Long Time No Sea and Gatao 2: Rise of the King were both nominated for this year’s NETPAC (Network for the Promotion of Asian Cinema) Award for Best Asian-Pacific Film at the 38th Annual Hawaii International Film Festival.
Long Time No Sea, a film that was six year in the making, is running for the NETPAC Award this year, shortly after the recent 2018 Tokyo International Film Festival Asian Future nomination. Set on Lanyu island, it is a film centered around the Tao people, an indigenous tribe of the Taiwanese island. It is based on true stories and inspired by director Heather Tsui’s personal involvement and experiences with the Tao people. A young teacher from the city volunteers to be in charge of the traditional dance troupe of the school and goes through a process of rediscovering their own identity together with the Tao students—who were at first rejecting their own traditions—as they prepare for an upcoming dance competition.
To ensure the most truthful depiction of Lanyu, director Tsui thoroughly embedded herself on the island and in its culture. For director Tsui, the story of Tao children on Lanyu is as important as documenting of the contemporary Tao culture and its place in the timeline of its own cultural lineage. With this film, she hopes to present a truthful depiction of Lanyu. Long Time No Sea will premiere on November 13th in Hawaii, and there will be a post-film Q&A with director Heather Tsui and the little leading actor Zhong Jia-Jun after the screening.
Gatao 2: Rise of the King is a gangster film about of the rise and fall of some gangsters, whose ambition and revenge, and whose sad ending of their brotherhood. The plot, the aesthetic style, the actors’ performance and the production of the film are stunning. The most exciting part of the film is the scene of the block street gangster war involving thousand people on Linsen North Road, Taipei. Every extra is selected by the director individually. The fight scenes in this movie are almost authentic, and it becomes the pioneer of Taiwanese gangster movies. Director Cheng-Kuo Yen’s debut is truly impressive.
For seven consecutive years, Taiwan Academy and Hawaii International Film Festival have copresented Spotlight On Taiwan special screenings with the support from the Ministry of Culture of Taiwan. The screening this year showcases feature-length films and shorts of various styles and themes from emerging Taiwanese filmmakers. All of the titles will be screening at the Regal Dole Cannery Stadium 18 from November 9th through 16th.
The Rope Curse is a horror movie that combines themes of ancient Taiwanese funeral tradition and school bullying with immense horror. Tea Land is a Golden Harvest award winning film. In the beautiful and tranquil background of Taiwanese mountains, we see the reality of human nature when money and survival are at risk. Floating Weeds is a short film about the friendship of a young man who lost her mother and an old man who lost his wife. The film reveals the unique humanism of Taiwanese short films.
According to Taiwan Academy, the Network for the Promotion of Asian Cinema (NETPAC) was founded in 1990 by Cinemaya and UNESCO dedicated to promoting Asian film throughout the world.

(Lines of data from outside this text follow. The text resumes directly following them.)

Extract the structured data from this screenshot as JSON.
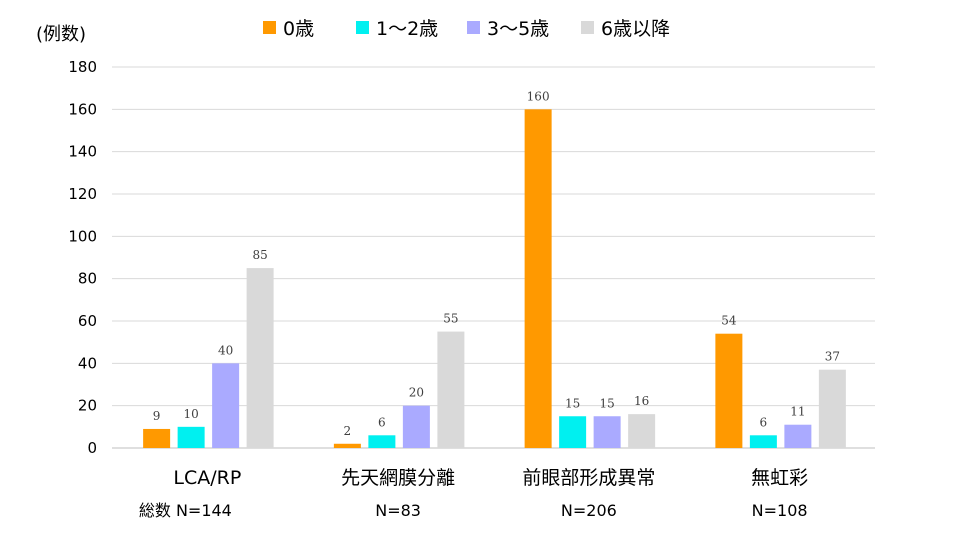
{
  "chart_data": {
    "type": "bar",
    "title": "",
    "ylabel": "(例数)",
    "xlabel": "",
    "ylim": [
      0,
      180
    ],
    "yticks": [
      0,
      20,
      40,
      60,
      80,
      100,
      120,
      140,
      160,
      180
    ],
    "grid": true,
    "legend_position": "top",
    "categories": [
      "LCA/RP",
      "先天網膜分離",
      "前眼部形成異常",
      "無虹彩"
    ],
    "totals": [
      "総数 N=144",
      "N=83",
      "N=206",
      "N=108"
    ],
    "series": [
      {
        "name": "0歳",
        "color": "#FF9900",
        "values": [
          9,
          2,
          160,
          54
        ]
      },
      {
        "name": "1〜2歳",
        "color": "#00F0F0",
        "values": [
          10,
          6,
          15,
          6
        ]
      },
      {
        "name": "3〜5歳",
        "color": "#AAAAFF",
        "values": [
          40,
          20,
          15,
          11
        ]
      },
      {
        "name": "6歳以降",
        "color": "#D9D9D9",
        "values": [
          85,
          55,
          16,
          37
        ]
      }
    ]
  }
}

The prestigious NETPAC award is given at selected international film festivals to promote Asian cinemas shoot by emerging directors. The two Taiwanese films nominated by Hawaii International Film Festival this year, are debut titles from new Directors.
According the Variety, the Hawaii International Film Festival is one of the 50 unmissable film festivals in the world. It is one of the few festivals in the U.S. that places emphasis on Asian-Pacific films and up-and-coming filmmakers. It is held twice a year in Honolulu and other Hawaiian islands. Film critics, curators, educators, and the film industry around the world all pay their respects to the Hawaii International Film Festival. During the fall festival period, it draws 70,000 audiences in two weeks. Moviegoers are more than welcome to join the screenings.